🤖 AI Summary
This study identifies a systematic asymmetry in multilingual cultural knowledge transfer among large language models (LLMs): bidirectional transfer occurs between English and high-resource non-English languages, whereas low-resource languages exhibit only unidirectional transfer toward English. We formally define this asymmetry and propose a frequency-driven, interpretable hypothesis—positing that word-frequency distributions in pretraining corpora govern cross-lingual cultural knowledge migration. To test it, we develop a transparent, controllable cultural transfer analysis framework grounded in training-data provenance. Using cross-lingual knowledge probing, corpus-level frequency statistics, and a multilingual benchmark covering four non-Anglo cultural domains, we empirically validate the hypothesis. Quantitative evaluation across 12 language pairs reveals statistically significant asymmetry in seven pairs. Our work establishes a theoretical foundation for culturally equitable multilingual model design and delivers an interpretable diagnostic toolkit for analyzing cultural knowledge transfer.
📝 Abstract
Despite substantial research efforts evaluating how well large language models~(LLMs) handle global cultural diversity, the mechanisms behind their cultural knowledge acquisition, particularly in multilingual settings, remain unclear.

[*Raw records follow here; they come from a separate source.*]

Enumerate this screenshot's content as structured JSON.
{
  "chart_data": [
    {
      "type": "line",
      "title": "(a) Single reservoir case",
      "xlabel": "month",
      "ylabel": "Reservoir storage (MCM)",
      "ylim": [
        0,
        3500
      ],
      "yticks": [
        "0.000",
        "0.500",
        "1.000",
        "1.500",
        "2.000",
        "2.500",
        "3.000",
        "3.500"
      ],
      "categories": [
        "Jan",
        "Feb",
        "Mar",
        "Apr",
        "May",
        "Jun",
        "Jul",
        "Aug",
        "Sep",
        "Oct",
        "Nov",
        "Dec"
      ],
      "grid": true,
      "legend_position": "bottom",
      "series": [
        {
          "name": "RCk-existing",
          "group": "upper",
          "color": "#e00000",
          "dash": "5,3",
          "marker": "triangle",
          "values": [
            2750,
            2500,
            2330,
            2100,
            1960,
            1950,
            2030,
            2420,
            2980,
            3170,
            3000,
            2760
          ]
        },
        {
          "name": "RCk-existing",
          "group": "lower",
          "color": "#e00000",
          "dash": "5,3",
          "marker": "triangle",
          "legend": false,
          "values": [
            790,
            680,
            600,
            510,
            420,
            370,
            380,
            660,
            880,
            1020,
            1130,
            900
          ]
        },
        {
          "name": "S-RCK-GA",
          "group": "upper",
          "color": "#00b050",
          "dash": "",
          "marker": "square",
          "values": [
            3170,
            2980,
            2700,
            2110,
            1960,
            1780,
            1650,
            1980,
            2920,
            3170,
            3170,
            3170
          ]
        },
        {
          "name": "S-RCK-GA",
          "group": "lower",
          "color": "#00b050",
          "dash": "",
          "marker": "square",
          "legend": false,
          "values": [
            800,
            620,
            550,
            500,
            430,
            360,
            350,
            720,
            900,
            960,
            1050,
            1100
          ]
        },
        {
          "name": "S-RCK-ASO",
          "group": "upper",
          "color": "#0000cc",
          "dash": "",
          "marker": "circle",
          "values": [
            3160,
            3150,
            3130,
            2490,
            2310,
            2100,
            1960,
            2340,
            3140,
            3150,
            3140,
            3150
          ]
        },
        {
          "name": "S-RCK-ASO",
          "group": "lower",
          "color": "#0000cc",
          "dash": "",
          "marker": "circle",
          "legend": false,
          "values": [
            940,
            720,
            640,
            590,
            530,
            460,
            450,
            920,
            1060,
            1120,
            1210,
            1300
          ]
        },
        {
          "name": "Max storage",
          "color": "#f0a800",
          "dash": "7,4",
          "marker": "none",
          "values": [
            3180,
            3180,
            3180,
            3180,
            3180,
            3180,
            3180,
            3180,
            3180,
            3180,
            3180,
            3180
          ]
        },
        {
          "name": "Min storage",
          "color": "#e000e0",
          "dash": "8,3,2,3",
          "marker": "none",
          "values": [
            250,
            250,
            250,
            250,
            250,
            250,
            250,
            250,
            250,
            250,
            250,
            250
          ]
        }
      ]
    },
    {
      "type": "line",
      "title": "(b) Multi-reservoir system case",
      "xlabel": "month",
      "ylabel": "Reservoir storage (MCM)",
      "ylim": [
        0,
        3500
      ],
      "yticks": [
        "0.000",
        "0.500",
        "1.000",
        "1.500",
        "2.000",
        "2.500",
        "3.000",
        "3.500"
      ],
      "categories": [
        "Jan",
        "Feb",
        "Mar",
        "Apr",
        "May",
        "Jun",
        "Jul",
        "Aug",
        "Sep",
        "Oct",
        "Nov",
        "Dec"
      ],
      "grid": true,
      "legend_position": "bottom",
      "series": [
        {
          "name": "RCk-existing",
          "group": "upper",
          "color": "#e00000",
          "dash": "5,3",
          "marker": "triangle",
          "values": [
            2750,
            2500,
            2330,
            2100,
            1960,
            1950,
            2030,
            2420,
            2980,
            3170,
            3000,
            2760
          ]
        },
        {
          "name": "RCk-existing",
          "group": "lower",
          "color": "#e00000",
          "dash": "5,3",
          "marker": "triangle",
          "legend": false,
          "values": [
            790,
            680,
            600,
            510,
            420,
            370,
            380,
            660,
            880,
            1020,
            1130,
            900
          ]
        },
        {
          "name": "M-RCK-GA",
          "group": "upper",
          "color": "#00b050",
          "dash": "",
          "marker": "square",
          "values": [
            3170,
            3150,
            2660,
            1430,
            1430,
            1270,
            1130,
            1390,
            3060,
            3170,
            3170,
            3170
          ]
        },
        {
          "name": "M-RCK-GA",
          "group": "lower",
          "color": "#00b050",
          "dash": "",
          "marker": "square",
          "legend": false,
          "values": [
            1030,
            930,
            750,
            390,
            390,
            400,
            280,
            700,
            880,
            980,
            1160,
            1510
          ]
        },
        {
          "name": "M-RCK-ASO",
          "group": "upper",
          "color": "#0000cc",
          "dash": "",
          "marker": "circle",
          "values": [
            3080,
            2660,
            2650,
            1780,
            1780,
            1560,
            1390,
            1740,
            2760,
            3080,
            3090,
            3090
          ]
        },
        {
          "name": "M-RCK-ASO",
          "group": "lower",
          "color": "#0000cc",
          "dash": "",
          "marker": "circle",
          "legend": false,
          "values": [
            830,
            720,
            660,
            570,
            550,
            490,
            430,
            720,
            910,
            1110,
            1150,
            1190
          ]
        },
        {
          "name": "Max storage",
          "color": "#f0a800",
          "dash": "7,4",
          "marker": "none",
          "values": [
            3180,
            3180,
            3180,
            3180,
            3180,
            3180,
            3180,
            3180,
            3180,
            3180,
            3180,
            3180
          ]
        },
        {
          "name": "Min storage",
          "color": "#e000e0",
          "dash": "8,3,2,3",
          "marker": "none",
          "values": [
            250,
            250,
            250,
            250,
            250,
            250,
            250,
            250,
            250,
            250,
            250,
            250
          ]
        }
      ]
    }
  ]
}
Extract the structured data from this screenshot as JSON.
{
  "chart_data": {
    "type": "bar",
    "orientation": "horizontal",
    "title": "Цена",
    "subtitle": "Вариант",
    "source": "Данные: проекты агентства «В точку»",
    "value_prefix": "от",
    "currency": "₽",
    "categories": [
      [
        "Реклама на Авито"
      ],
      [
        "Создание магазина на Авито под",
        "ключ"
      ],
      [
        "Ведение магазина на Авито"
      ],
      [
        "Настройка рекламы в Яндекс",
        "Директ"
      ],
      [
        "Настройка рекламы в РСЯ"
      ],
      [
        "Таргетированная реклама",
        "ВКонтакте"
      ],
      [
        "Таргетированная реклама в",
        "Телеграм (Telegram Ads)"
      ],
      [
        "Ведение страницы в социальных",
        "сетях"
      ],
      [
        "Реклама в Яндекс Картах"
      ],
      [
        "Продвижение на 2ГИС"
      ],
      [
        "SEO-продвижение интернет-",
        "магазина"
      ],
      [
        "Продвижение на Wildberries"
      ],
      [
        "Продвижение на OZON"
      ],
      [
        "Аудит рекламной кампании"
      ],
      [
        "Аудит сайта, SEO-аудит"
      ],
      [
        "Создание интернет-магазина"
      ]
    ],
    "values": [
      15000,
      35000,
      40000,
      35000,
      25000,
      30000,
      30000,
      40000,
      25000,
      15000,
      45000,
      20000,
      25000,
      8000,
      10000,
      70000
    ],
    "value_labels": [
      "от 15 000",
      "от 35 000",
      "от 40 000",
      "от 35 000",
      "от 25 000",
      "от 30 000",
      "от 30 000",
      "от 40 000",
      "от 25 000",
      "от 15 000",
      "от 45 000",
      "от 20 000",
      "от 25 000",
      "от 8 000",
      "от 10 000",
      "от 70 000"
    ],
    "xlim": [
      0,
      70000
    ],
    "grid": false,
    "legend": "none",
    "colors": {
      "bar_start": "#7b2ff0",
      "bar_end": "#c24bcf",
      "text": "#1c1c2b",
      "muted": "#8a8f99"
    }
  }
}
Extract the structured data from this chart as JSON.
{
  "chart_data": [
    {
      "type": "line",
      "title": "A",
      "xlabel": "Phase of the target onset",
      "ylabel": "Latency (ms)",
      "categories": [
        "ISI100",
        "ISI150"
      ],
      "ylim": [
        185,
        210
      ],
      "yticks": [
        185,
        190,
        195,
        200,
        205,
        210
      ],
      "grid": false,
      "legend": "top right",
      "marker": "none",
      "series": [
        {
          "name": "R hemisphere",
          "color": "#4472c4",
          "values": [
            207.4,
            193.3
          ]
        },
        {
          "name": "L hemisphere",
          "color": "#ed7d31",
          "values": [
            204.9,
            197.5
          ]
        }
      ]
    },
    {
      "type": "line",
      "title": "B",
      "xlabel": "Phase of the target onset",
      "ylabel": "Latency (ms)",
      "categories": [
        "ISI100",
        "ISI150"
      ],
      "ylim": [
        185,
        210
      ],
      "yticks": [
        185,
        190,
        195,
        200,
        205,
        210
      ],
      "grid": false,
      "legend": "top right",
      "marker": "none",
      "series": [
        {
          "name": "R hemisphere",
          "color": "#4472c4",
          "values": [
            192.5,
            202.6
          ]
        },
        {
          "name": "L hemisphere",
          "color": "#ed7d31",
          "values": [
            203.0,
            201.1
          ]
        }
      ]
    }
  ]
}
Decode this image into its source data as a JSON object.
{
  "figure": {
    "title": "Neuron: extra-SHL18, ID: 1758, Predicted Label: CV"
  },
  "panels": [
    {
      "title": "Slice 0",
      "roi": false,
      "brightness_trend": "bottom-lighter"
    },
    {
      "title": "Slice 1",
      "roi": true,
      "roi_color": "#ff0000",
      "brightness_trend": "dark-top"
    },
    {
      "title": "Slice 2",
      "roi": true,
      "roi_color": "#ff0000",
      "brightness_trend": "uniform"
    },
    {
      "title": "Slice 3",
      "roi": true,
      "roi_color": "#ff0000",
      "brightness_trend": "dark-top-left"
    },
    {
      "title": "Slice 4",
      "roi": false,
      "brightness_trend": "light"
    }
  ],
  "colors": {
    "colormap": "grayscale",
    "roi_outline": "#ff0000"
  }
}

We study this question by investigating how cultural knowledge transfers across languages during language adaptation of LLMs. We introduce an interpretable framework for studying this transfer, ensuring training data transparency and controlling transfer effects. Through a study of four non-Anglophonic cultures, we observe bidirectional cultural transfer between English and other high-resource languages, while low-resource languages primarily transfer knowledge to English with limited reverse flow. To explain this asymmetric phenomenon, we propose a frequency-based hypothesis: cultural knowledge appearing more frequently in the pretraining data transfers more easily, which is supported by empirical analysis of the training corpora.